In the outside world you're a sharecropper, a pullman porter, a maid, a housekeeper, a shoe-shine boy but in the church you are a DEACON, a REVEREND, a BISHOP, an ORGANIST, a CHOIR DIRECTOR, an USHER, a TRUSTEE, a PROPHET or PROPHETESS.
The White Man's church was ironically instrumental in Black folks' ability to exact measures of equality. Was ironically instrumental in giving Black folks a better sense of identity than an Untouchable, a Slave, a Ninth-class citizen.
In the church, I am a Child of God Almighty. My life has value because my Creator SAYS it has value. It doesn't matter what the world says. It doesn't matter what the White man says.
That's why you saw the Black Church at the forefront of the Black Equality Movement (Civil Rights Movement) of the 1950s & 1960s.

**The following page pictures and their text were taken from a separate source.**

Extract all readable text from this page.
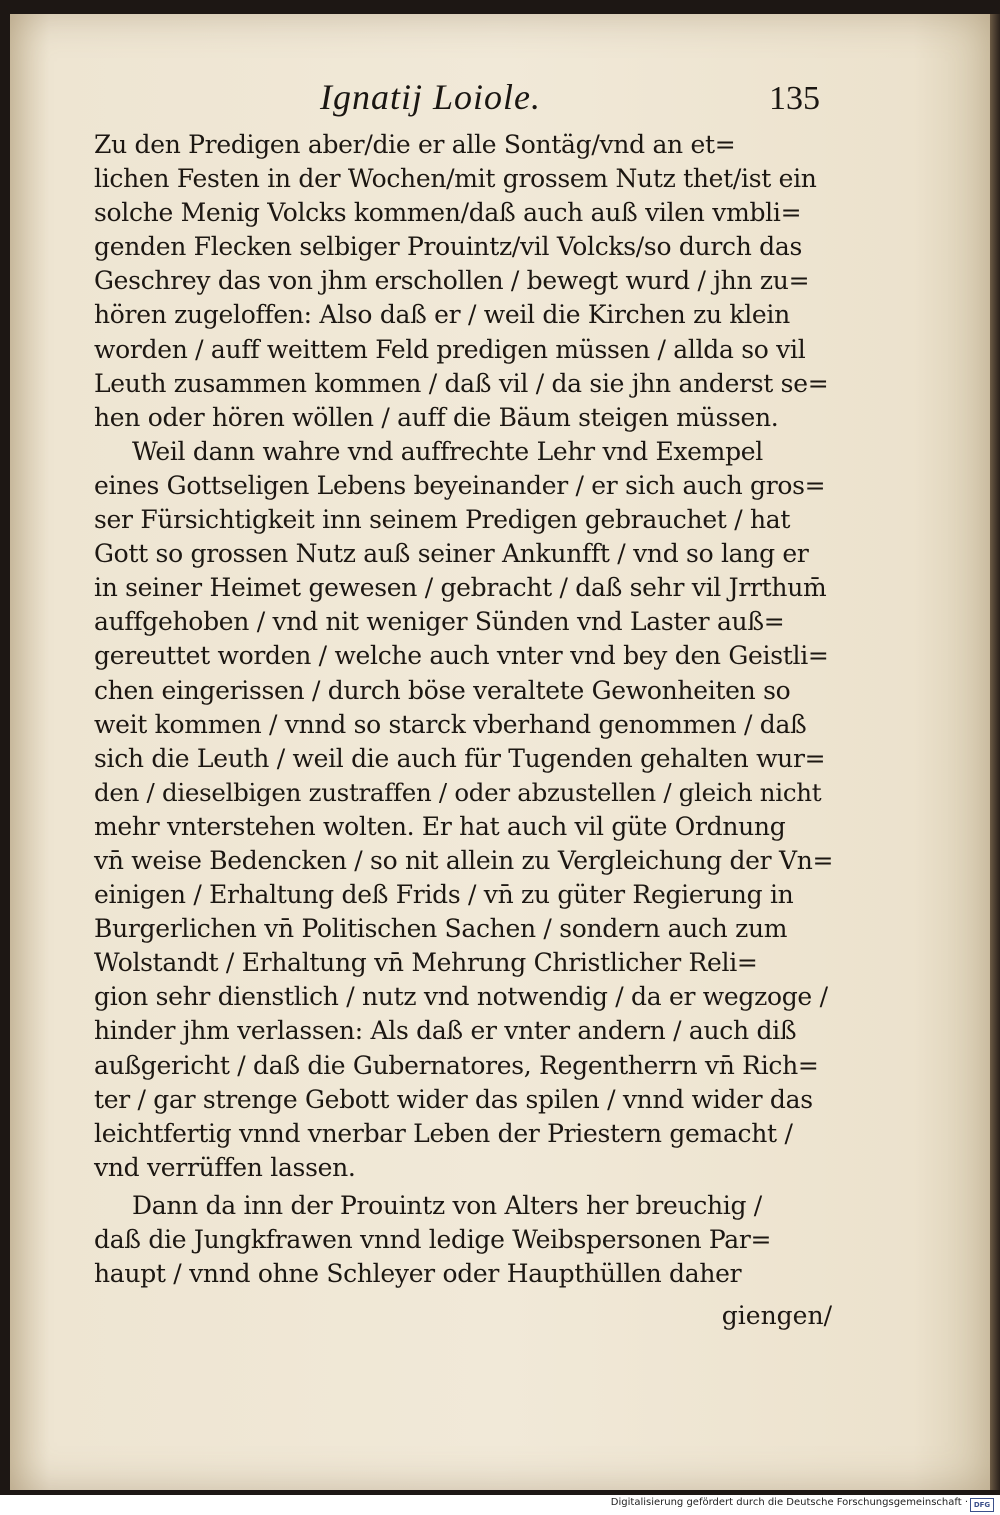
Ignatij Loiole.	135
Zu den Predigen aber/die er alle Sontäg/vnd an et=
lichen Festen in der Wochen/mit grossem Nutz thet/ist ein
solche Menig Volcks kommen/daß auch auß vilen vmbli=
genden Flecken selbiger Prouintz/vil Volcks/so durch das
Geschrey das von jhm erschollen / bewegt wurd / jhn zu=
hören zugeloffen: Also daß er / weil die Kirchen zu klein
worden / auff weittem Feld predigen müssen / allda so vil
Leuth zusammen kommen / daß vil / da sie jhn anderst se=
hen oder hören wöllen / auff die Bäum steigen müssen.
Weil dann wahre vnd auffrechte Lehr vnd Exempel
eines Gottseligen Lebens beyeinander / er sich auch gros=
ser Fürsichtigkeit inn seinem Predigen gebrauchet / hat
Gott so grossen Nutz auß seiner Ankunfft / vnd so lang er
in seiner Heimet gewesen / gebracht / daß sehr vil Jrrthum̄
auffgehoben / vnd nit weniger Sünden vnd Laster auß=
gereuttet worden / welche auch vnter vnd bey den Geistli=
chen eingerissen / durch böse veraltete Gewonheiten so
weit kommen / vnnd so starck vberhand genommen / daß
sich die Leuth / weil die auch für Tugenden gehalten wur=
den / dieselbigen zustraffen / oder abzustellen / gleich nicht
mehr vnterstehen wolten. Er hat auch vil güte Ordnung
vn̄ weise Bedencken / so nit allein zu Vergleichung der Vn=
einigen / Erhaltung deß Frids / vn̄ zu güter Regierung in
Burgerlichen vn̄ Politischen Sachen / sondern auch zum
Wolstandt / Erhaltung vn̄ Mehrung Christlicher Reli=
gion sehr dienstlich / nutz vnd notwendig / da er wegzoge /
hinder jhm verlassen: Als daß er vnter andern / auch diß
außgericht / daß die Gubernatores, Regentherrn vn̄ Rich=
ter / gar strenge Gebott wider das spilen / vnnd wider das
leichtfertig vnnd vnerbar Leben der Priestern gemacht /
vnd verrüffen lassen.
Dann da inn der Prouintz von Alters her breuchig /
daß die Jungkfrawen vnnd ledige Weibspersonen Par=
haupt / vnnd ohne Schleyer oder Haupthüllen daher
giengen/
Digitalisierung gefördert durch die Deutsche Forschungsgemeinschaft · DFG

And it wasn't always the Black Christian Church either. Some came from an alternative Black Islamic Church or Mosque (Hello Ward Muhammad, Malcolm X, Louis Farrakhan & the Nation of Islam).
Church, Mosque, Synagogue, Temple, same thing.
So this tradition is valuable to many Black people. I'm no longer religious but I come from a strongly religious Black family. Our family reunions have church services included. It's part of the Black community & to turn on the church could be just as severe as turning on the Black community. Just as severe as turning on your own Black family. Without your support network how far can you really go ESPECIALLY in a world that STILL devalues Black life (ask Trayvon)?
It's why I don't make my religious point of view public & obvious to my own family. I don't believe they would disown or disavow me but I don't want to cause tension. I've seen the religion help stabilize one of my family members who was on drugs bad. It has its usefulness. I saw flaws in religion as a pre-teen/teenager & now wish to do good by people outside of the religious yoke. I value certain things WITHIN the religion like the Golden Rule, the stuff about God as 'I AM', certain Proverbs but I only go by these things if they have a universal weight. When they seem beyond humankind's bias & bigotry. When they seem to run under an immutable universal law. I look at religion as another sector of philosophy & judge by its positive merits.
But all Black folks ain't like me. Most people period ain't like me. I'm unusual.
So they will live life by what's written in the Bible & if the minister says homosexuality is 'living in sin' then they will believe that anything gay is 'living in sin' regardless of how badly thought-out that conclusion is. Few are brave enough to challenge this covertly or openly due to the support network factor.
Outside of this realm, it also falls into simple fear & paranoia in general. The simple 'I don't understand it. It looks gross. EWWWW!' kind of thing. They might not even be religious but they fear homosexual people. The unique cross-up of feminine & masculine seen in homosexual people weirds them out. Gay men are masculine in body but feminine in brain. Gay women are feminine in body but masculine in brain. It's all hormonal from the womb but they don't understand that fact.
The Yin-Yang symbol which explains everything: One white swash with a black dot in the middle, one black swash with a white dot in the middle. There's a little man in every woman & a little woman in every man. In gay people this just gets a little more pronounced.
Once this is understood as fact rather than fable, this irrationality will fade out.
Meanwhile, Black people already under siege trying to maintain the Black family (been that way since the slave days) fear that gay people are emblematic of the ultimate destruction of family life. They must be taught that this is just another variation of nature not the apocalypse of your own kind. Besides, ultimately every gay person was born from a straight.